The 57-year-old pop icon has called on fashion magazines to ban unhealthily skinny models and for the modelling industry to be regulated.
Born Lesley Hornby, but given the nickname Twiggy for her reed-thin body, said she was naturally skinny when she revolutionised the fashion world in the late 1960s.
“When I was modelling through 16 to 20, when I got blamed for making kids want to be thin, I ate absolutely everything, but I was naturally skinny,” she said.
“I ate, but I had a really high metabolism.”
Today, many models, actresses and women in the public eye have lost large amounts of weight and Twiggy, without naming names, says it is easy to spot them.
“You get what I call the lollypop look,” she said.
“If somebody is not naturally slender, if their head is too big for their body, the chances are they are dieting too much.”
It is not just Hollywood’s young women that concern her, with Twiggy pointing to well-known actresses beyond their 20s who appear to be starving themselves.
“A lot of them aren’t girls,” Twiggy continued.

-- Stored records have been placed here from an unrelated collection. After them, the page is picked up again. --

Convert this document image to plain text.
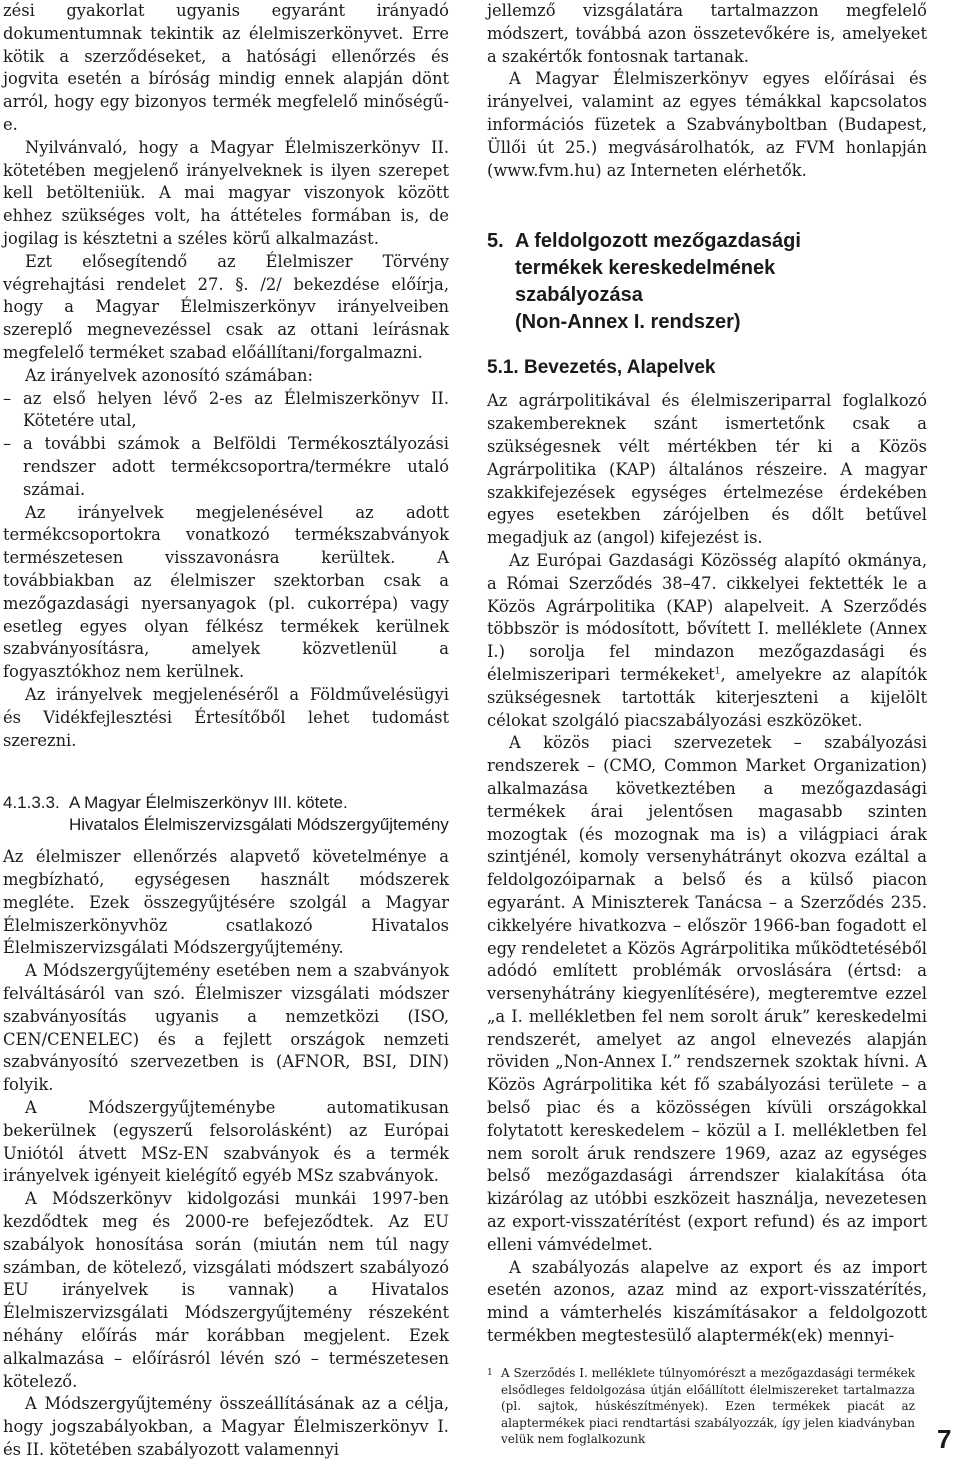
zési gyakorlat ugyanis egyaránt irányadó dokumentumnak tekintik az élelmiszerkönyvet. Erre kötik a szerződéseket, a hatósági ellenőrzés és jogvita esetén a bíróság mindig ennek alapján dönt arról, hogy egy bizonyos termék megfelelő minőségű-e.

Nyilvánvaló, hogy a Magyar Élelmiszerkönyv II. kötetében megjelenő irányelveknek is ilyen szerepet kell betölteniük. A mai magyar viszonyok között ehhez szükséges volt, ha áttételes formában is, de jogilag is késztetni a széles körű alkalmazást.

Ezt elősegítendő az Élelmiszer Törvény végrehajtási rendelet 27. §. /2/ bekezdése előírja, hogy a Magyar Élelmiszerkönyv irányelveiben szereplő megnevezéssel csak az ottani leírásnak megfelelő terméket szabad előállítani/forgalmazni.

Az irányelvek azonosító számában:

– az első helyen lévő 2-es az Élelmiszerkönyv II. Kötetére utal,
– a további számok a Belföldi Termékosztályozási rendszer adott termékcsoportra/termékre utaló számai.

Az irányelvek megjelenésével az adott termékcsoportokra vonatkozó termékszabványok természetesen visszavonásra kerültek. A továbbiakban az élelmiszer szektorban csak a mezőgazdasági nyersanyagok (pl. cukorrépa) vagy esetleg egyes olyan félkész termékek kerülnek szabványosításra, amelyek közvetlenül a fogyasztókhoz nem kerülnek.

Az irányelvek megjelenéséről a Földművelésügyi és Vidékfejlesztési Értesítőből lehet tudomást szerezni.

4.1.3.3. A Magyar Élelmiszerkönyv III. kötete.
Hivatalos Élelmiszervizsgálati Módszergyűjtemény

Az élelmiszer ellenőrzés alapvető követelménye a megbízható, egységesen használt módszerek megléte. Ezek összegyűjtésére szolgál a Magyar Élelmiszerkönyvhöz csatlakozó Hivatalos Élelmiszervizsgálati Módszergyűjtemény.

A Módszergyűjtemény esetében nem a szabványok felváltásáról van szó. Élelmiszer vizsgálati módszer szabványosítás ugyanis a nemzetközi (ISO, CEN/CENELEC) és a fejlett országok nemzeti szabványosító szervezetben is (AFNOR, BSI, DIN) folyik.

A Módszergyűjteménybe automatikusan bekerülnek (egyszerű felsorolásként) az Európai Uniótól átvett MSz-EN szabványok és a termék irányelvek igényeit kielégítő egyéb MSz szabványok.

A Módszerkönyv kidolgozási munkái 1997-ben kezdődtek meg és 2000-re befejeződtek. Az EU szabályok honosítása során (miután nem túl nagy számban, de kötelező, vizsgálati módszert szabályozó EU irányelvek is vannak) a Hivatalos Élelmiszervizsgálati Módszergyűjtemény részeként néhány előírás már korábban megjelent. Ezek alkalmazása – előírásról lévén szó – természetesen kötelező.

A Módszergyűjtemény összeállításának az a célja, hogy jogszabályokban, a Magyar Élelmiszerkönyv I. és II. kötetében szabályozott valamennyi

jellemző vizsgálatára tartalmazzon megfelelő módszert, továbbá azon összetevőkére is, amelyeket a szakértők fontosnak tartanak.

A Magyar Élelmiszerkönyv egyes előírásai és irányelvei, valamint az egyes témákkal kapcsolatos információs füzetek a Szabványboltban (Budapest, Üllői út 25.) megvásárolhatók, az FVM honlapján (www.fvm.hu) az Interneten elérhetők.

5. A feldolgozott mezőgazdasági
termékek kereskedelmének
szabályozása
(Non-Annex I. rendszer)
5.1. Bevezetés, Alapelvek

Az agrárpolitikával és élelmiszeriparral foglalkozó szakembereknek szánt ismertetőnk csak a szükségesnek vélt mértékben tér ki a Közös Agrárpolitika (KAP) általános részeire. A magyar szakkifejezések egységes értelmezése érdekében egyes esetekben zárójelben és dőlt betűvel megadjuk az (angol) kifejezést is.

Az Európai Gazdasági Közösség alapító okmánya, a Római Szerződés 38–47. cikkelyei fektették le a Közös Agrárpolitika (KAP) alapelveit. A Szerződés többször is módosított, bővített I. melléklete (Annex I.) sorolja fel mindazon mezőgazdasági és élelmiszeripari termékeket$^1$, amelyekre az alapítók szükségesnek tartották kiterjeszteni a kijelölt célokat szolgáló piacszabályozási eszközöket.

A közös piaci szervezetek – szabályozási rendszerek – (CMO, Common Market Organization) alkalmazása következtében a mezőgazdasági termékek árai jelentősen magasabb szinten mozogtak (és mozognak ma is) a világpiaci árak szintjénél, komoly versenyhátrányt okozva ezáltal a feldolgozóiparnak a belső és a külső piacon egyaránt. A Miniszterek Tanácsa – a Szerződés 235. cikkelyére hivatkozva – először 1966-ban fogadott el egy rendeletet a Közös Agrárpolitika működtetéséből adódó említett problémák orvoslására (értsd: a versenyhátrány kiegyenlítésére), megteremtve ezzel „a I. mellékletben fel nem sorolt áruk” kereskedelmi rendszerét, amelyet az angol elnevezés alapján röviden „Non-Annex I.” rendszernek szoktak hívni. A Közös Agrárpolitika két fő szabályozási területe – a belső piac és a közösségen kívüli országokkal folytatott kereskedelem – közül a I. mellékletben fel nem sorolt áruk rendszere 1969, azaz az egységes belső mezőgazdasági árrendszer kialakítása óta kizárólag az utóbbi eszközeit használja, nevezetesen az export-visszatérítést (export refund) és az import elleni vámvédelmet.

A szabályozás alapelve az export és az import esetén azonos, azaz mind az export-visszatérítés, mind a vámterhelés kiszámításakor a feldolgozott termékben megtestesülő alaptermék(ek) mennyi-

1 A Szerződés I. melléklete túlnyomórészt a mezőgazdasági termékek elsődleges feldolgozása útján előállított élelmiszereket tartalmazza (pl. sajtok, húskészítmények). Ezen termékek piacát az alaptermékek piaci rendtartási szabályozzák, így jelen kiadványban velük nem foglalkozunk	7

“They are women. You can’t believe somebody in their 30s and 40s would want to do that or go there.
“It’s incredible really.”
Twiggy is using her new job as a judge on reality TV show, America’s Next Top Model, seen in Australia on Foxtel’s FOX8 channel, to help educate young wannabe models about the dangers of crash diets.
Along with the show’s host and founder, American supermodel Tyra Banks, Twiggy pulls contestants who appear to have lost too much weight during the pressure of the competition aside for counselling.
“Tyra’s really good about that,” Twiggy said. “She really is.”
Twiggy wants other influential players to step in.
“I think some of the fashion magazines should take a little bit more control of it and maybe not feature anyone who looks unhealthy and the modelling industry should be regulated,” she said.